BERLIN (Reuters) – Germany’s coalition parties have agreed a package of reforms to financial and accounting rules aimed at avoiding another Wirecard scandal, a document seen by Reuters shows.

Lawmakers launched a parliamentary inquiry in an effort to force the government to reveal more about a failure to avert Germany’s biggest post-war corporate fraud, pressuring Finance Minister Olaf Scholz, who is the Social Democrat candidate to replace conservative Chancellor Angela Merkel in next year’s federal election.

The government’s Wirecard action plan gives watchdog BaFin increased control rights and requires companies to switch their accounting firms after 10 years, the document showed.

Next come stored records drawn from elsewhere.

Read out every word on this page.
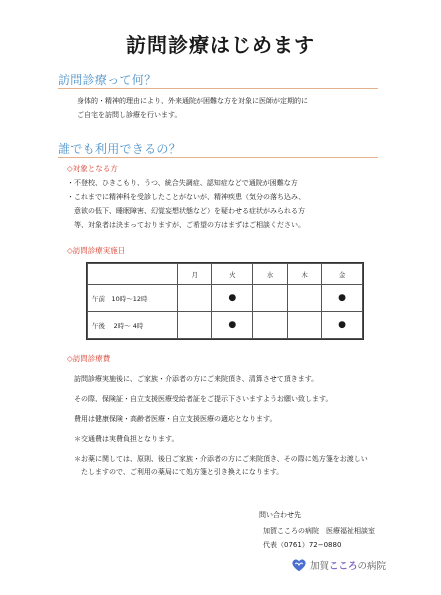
訪問診療はじめます
訪問診療って何？
身体的・精神的理由により、外来通院が困難な方を対象に医師が定期的に
ご自宅を訪問し診療を行います。
誰でも利用できるの？
◇対象となる方
・不登校、ひきこもり、うつ、統合失調症、認知症などで通院が困難な方
・これまでに精神科を受診したことがないが、精神疾患（気分の落ち込み、
　意欲の低下、睡眠障害、幻覚妄想状態など）を疑わせる症状がみられる方
　等、対象者は決まっておりますが、ご希望の方はまずはご相談ください。
◇訪問診療実施日
	月	火	水	木	金
午前　10時〜12時		●			●
午後　 2時〜 4時		●			●
◇訪問診療費
訪問診療実施後に、ご家族・介添者の方にご来院頂き、清算させて頂きます。
その際、保険証・自立支援医療受給者証をご提示下さいますようお願い致します。
費用は健康保険・高齢者医療・自立支援医療の適応となります。
＊交通費は実費負担となります。
＊お薬に関しては、原則、後日ご家族・介添者の方にご来院頂き、その際に処方箋をお渡しい
　たしますので、ご利用の薬局にて処方箋と引き換えになります。
問い合わせ先
加賀こころの病院　医療福祉相談室
代表（0761）72−0880
加賀こころの病院
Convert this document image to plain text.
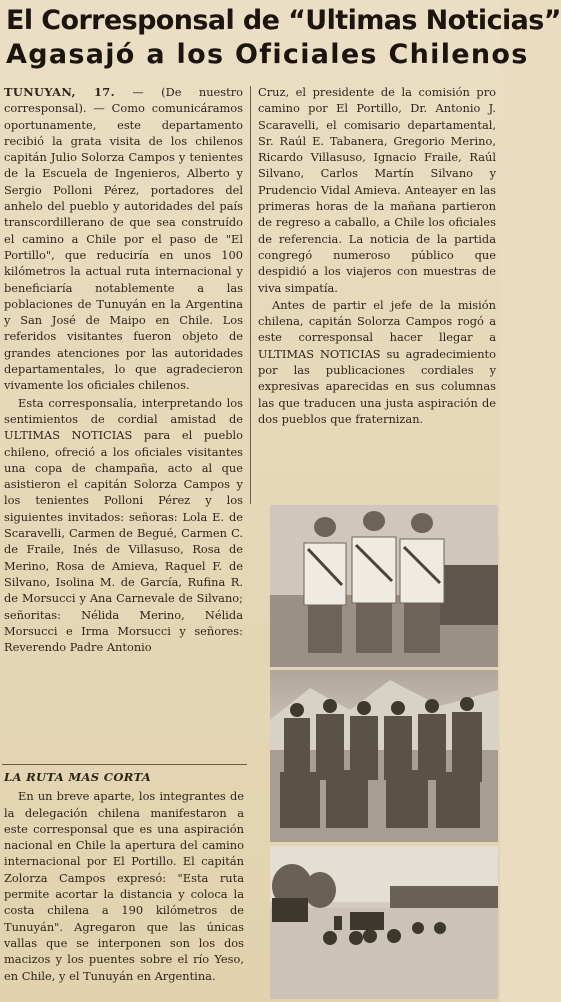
El Corresponsal de “Ultimas Noticias”
Agasajó a los Oficiales Chilenos

TUNUYAN, 17. — (De nuestro corresponsal). — Como comunicáramos oportunamente, este departamento recibió la grata visita de los chilenos capitán Julio Solorza Campos y tenientes de la Escuela de Ingenieros, Alberto y Sergio Polloni Pérez, portadores del anhelo del pueblo y autoridades del país transcordillerano de que sea construído el camino a Chile por el paso de "El Portillo", que reduciría en unos 100 kilómetros la actual ruta internacional y beneficiaría notablemente a las poblaciones de Tunuyán en la Argentina y San José de Maipo en Chile. Los referidos visitantes fueron objeto de grandes atenciones por las autoridades departamentales, lo que agradecieron vivamente los oficiales chilenos.

Esta corresponsalía, interpretando los sentimientos de cordial amistad de ULTIMAS NOTICIAS para el pueblo chileno, ofreció a los oficiales visitantes una copa de champaña, acto al que asistieron el capitán Solorza Campos y los tenientes Polloni Pérez y los siguientes invitados: señoras: Lola E. de Scaravelli, Carmen de Begué, Carmen C. de Fraile, Inés de Villasuso, Rosa de Merino, Rosa de Amieva, Raquel F. de Silvano, Isolina M. de García, Rufina R. de Morsucci y Ana Carnevale de Silvano; señoritas: Nélida Merino, Nélida Morsucci e Irma Morsucci y señores: Reverendo Padre Antonio

LA RUTA MAS CORTA

En un breve aparte, los integrantes de la delegación chilena manifestaron a este corresponsal que es una aspiración nacional en Chile la apertura del camino internacional por El Portillo. El capitán Zolorza Campos expresó: "Esta ruta permite acortar la distancia y coloca la costa chilena a 190 kilómetros de Tunuyán". Agregaron que las únicas vallas que se interponen son los dos macizos y los puentes sobre el río Yeso, en Chile, y el Tunuyán en Argentina.

Cruz, el presidente de la comisión pro camino por El Portillo, Dr. Antonio J. Scaravelli, el comisario departamental, Sr. Raúl E. Tabanera, Gregorio Merino, Ricardo Villasuso, Ignacio Fraile, Raúl Silvano, Carlos Martín Silvano y Prudencio Vidal Amieva. Anteayer en las primeras horas de la mañana partieron de regreso a caballo, a Chile los oficiales de referencia. La noticia de la partida congregó numeroso público que despidió a los viajeros con muestras de viva simpatía.

Antes de partir el jefe de la misión chilena, capitán Solorza Campos rogó a este corresponsal hacer llegar a ULTIMAS NOTICIAS su agradecimiento por las publicaciones cordiales y expresivas aparecidas en sus columnas las que traducen una justa aspiración de dos pueblos que fraternizan.
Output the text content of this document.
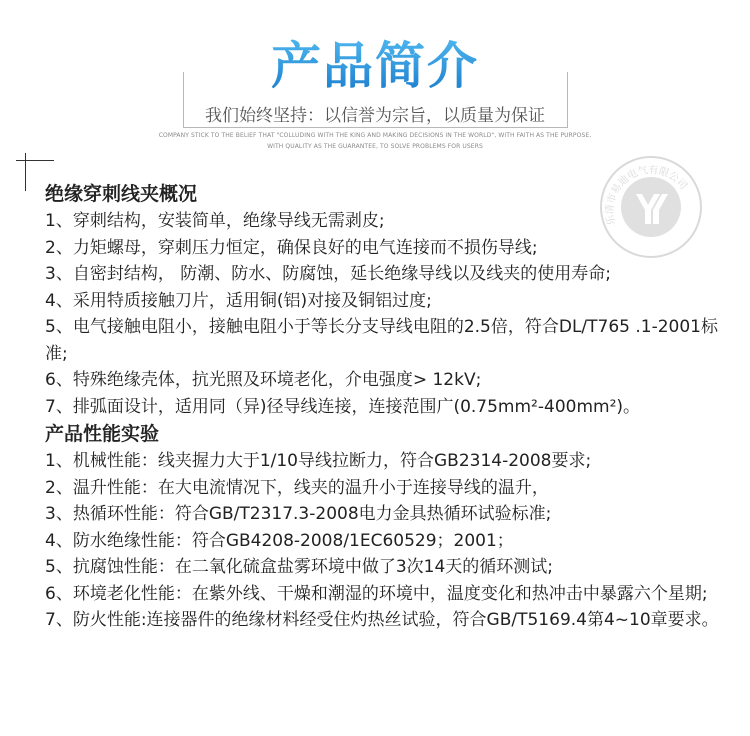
产品简介
我们始终坚持：以信誉为宗旨，以质量为保证
COMPANY STICK TO THE BELIEF THAT "COLLUDING WITH THE KING AND MAKING DECISIONS IN THE WORLD", WITH FAITH AS THE PURPOSE,
WITH QUALITY AS THE GUARANTEE, TO SOLVE PROBLEMS FOR USERS
乐清市易迪电气有限公司
绝缘穿刺线夹概况
1、穿刺结构，安装简单，绝缘导线无需剥皮;
2、力矩螺母，穿刺压力恒定，确保良好的电气连接而不损伤导线;
3、自密封结构， 防潮、防水、防腐蚀，延长绝缘导线以及线夹的使用寿命;
4、采用特质接触刀片，适用铜(铝)对接及铜铝过度;
5、电气接触电阻小，接触电阻小于等长分支导线电阻的2.5倍，符合DL/T765 .1-2001标准;
6、特殊绝缘壳体，抗光照及环境老化，介电强度> 12kV;
7、排弧面设计，适用同（异)径导线连接，连接范围广(0.75mm²-400mm²)。
产品性能实验
1、机械性能：线夹握力大于1/10导线拉断力，符合GB2314-2008要求;
2、温升性能：在大电流情况下，线夹的温升小于连接导线的温升，
3、热循环性能：符合GB/T2317.3-2008电力金具热循环试验标准;
4、防水绝缘性能：符合GB4208-2008/1EC60529；2001；
5、抗腐蚀性能：在二氧化硫盒盐雾环境中做了3次14天的循环测试;
6、环境老化性能：在紫外线、干燥和潮湿的环境中，温度变化和热冲击中暴露六个星期;
7、防火性能:连接器件的绝缘材料经受住灼热丝试验，符合GB/T5169.4第4~10章要求。
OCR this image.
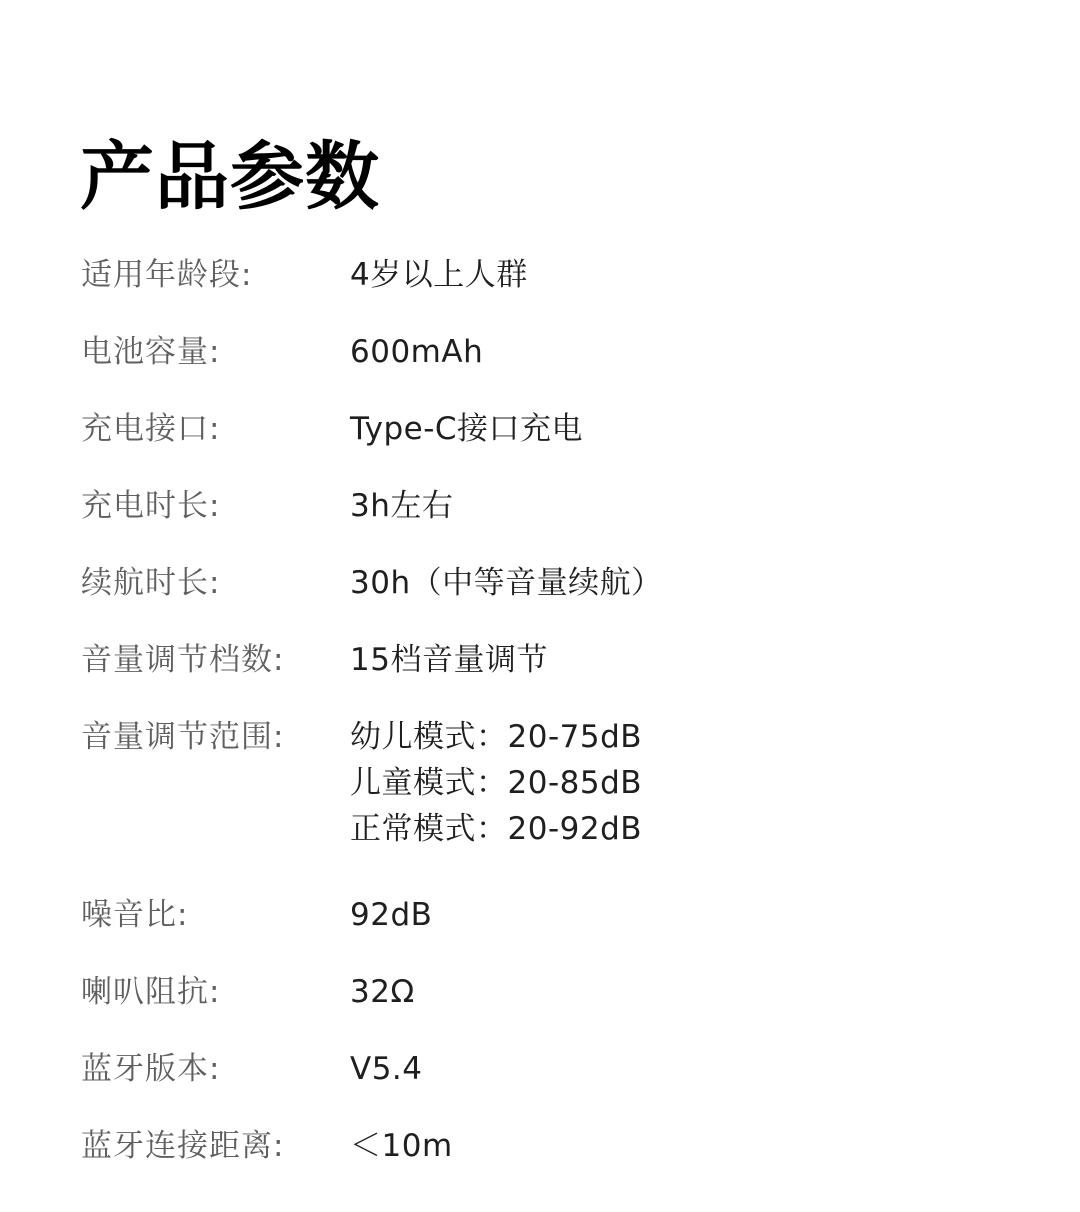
产品参数
适用年龄段:	4岁以上人群
电池容量:	600mAh
充电接口:	Type-C接口充电
充电时长:	3h左右
续航时长:	30h（中等音量续航）
音量调节档数: 15档音量调节
音量调节范围: 幼儿模式：20-75dB
儿童模式：20-85dB
正常模式：20-92dB
噪音比:	92dB
喇叭阻抗:	32Ω
蓝牙版本:	V5.4
蓝牙连接距离: ＜10m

“BaFin needs a right to audit all capital market-oriented companies including the right to information from third parties, the possibility to conduct forensic investigations as well as the right to inform the public at an earlier stage about its actions regarding balance sheet control,” it says.

Scholz and Justice Minister Christine Lambrecht are expected to present the reform plans at a news conference on Wednesday, a day before the first session of the inquiry in the Bundestag.

“We will strengthen the independence of auditors by introducing also for listed companies a duty to rotate external auditors after 10 years,” the document said.

“We’ll also sharpen the separation between auditing and consulting in companies of public interest.”

The coalition parties also want to look into ways to improve how auditors can be made liable in civil law suits in case of failures, the document said.

Germany also wants to improve oversight at a European Union level as part of efforts to harmonize the bloc’s capital market, with the Securities and Exchange Commission (SEC) in the United States as a role model, it said.